First: if the AI makes a mistake in this workflow, how do we know? Not "how do we know eventually" — how do we know before it reaches the customer? If the answer is "we don't have a way to trace that," you've found your first problem. The audit trail isn't a nice-to-have. It's the foundation everything else sits on.

Second: when we want to change how the AI behaves in this workflow, what does that take? If the answer is an engineering sprint, you've built something that can't evolve at the pace AI is moving. The consultancies showing up with deployment teams will be able to reconfigure faster than you can ship a release. That's not a good position.

Third: is this workflow getting better from use? Not from model upgrades — from actual customer interactions feeding back into the system. If every customer touchpoint just produces an output and nothing else, you're leaving the most valuable signal on the table. The companies that capture that signal build something that compounds. The ones that don't are running on a depreciating asset.

You don't need to rebuild everything at once. Start with one workflow. Instrument it. Get the feedback loop running. See what compounds. Then decide what's next.

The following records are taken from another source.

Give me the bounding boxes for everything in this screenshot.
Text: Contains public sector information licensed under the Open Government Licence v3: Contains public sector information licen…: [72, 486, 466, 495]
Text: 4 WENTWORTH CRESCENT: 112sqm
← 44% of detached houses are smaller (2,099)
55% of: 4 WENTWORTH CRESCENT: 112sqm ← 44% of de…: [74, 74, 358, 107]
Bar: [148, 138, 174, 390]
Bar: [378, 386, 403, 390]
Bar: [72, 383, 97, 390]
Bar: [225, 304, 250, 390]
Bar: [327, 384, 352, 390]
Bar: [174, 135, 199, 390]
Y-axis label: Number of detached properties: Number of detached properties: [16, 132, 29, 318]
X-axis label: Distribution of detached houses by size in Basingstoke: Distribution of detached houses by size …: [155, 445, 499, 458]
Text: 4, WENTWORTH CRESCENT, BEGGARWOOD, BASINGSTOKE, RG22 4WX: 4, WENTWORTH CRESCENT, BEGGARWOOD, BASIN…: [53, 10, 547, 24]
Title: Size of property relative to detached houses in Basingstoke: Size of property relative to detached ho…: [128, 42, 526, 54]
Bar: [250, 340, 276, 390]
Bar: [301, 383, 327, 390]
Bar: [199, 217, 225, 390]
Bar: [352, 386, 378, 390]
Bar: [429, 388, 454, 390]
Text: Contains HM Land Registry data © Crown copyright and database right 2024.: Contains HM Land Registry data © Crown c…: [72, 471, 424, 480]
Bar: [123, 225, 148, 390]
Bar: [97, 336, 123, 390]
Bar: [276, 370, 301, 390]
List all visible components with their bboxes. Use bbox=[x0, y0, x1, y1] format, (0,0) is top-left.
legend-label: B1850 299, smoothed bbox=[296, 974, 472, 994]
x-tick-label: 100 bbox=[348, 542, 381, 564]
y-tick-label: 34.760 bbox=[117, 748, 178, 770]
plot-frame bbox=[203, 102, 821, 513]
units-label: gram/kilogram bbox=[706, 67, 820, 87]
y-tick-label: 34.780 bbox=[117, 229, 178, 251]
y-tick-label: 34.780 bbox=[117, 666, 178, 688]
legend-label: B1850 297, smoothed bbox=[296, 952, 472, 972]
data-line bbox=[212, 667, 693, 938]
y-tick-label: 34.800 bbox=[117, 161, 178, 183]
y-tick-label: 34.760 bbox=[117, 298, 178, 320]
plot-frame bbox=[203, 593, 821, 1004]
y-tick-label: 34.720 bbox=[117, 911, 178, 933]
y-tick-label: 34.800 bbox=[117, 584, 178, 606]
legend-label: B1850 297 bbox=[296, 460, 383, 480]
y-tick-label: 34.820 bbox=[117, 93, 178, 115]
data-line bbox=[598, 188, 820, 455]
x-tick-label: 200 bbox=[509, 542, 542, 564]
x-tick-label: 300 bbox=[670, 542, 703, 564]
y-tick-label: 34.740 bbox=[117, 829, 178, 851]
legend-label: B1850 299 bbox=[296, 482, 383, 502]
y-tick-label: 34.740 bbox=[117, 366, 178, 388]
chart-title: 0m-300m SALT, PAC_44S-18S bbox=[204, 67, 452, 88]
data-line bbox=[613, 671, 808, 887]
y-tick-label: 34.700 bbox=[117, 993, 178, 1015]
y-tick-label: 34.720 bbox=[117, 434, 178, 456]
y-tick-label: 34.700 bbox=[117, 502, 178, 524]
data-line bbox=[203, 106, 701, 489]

The thing I'm not sure about

The PE angle is the one I keep turning over. The playbook I've described works inside a single company. But the PE distribution model — deploy one architecture across thirty portfolio companies, compare results, standardise — that's where it either scales beautifully or breaks in ways I haven't seen yet. Cross-company patterns in agentic workflows might generalise. They might not. The institutional knowledge that makes a harness valuable could be deeply company-specific in ways that resist standardisation.

I don't have a clean answer on that one. But from what I can see, the PE firms making moves in this space are betting it generalises, and they're putting real capital behind that bet. We'll find out.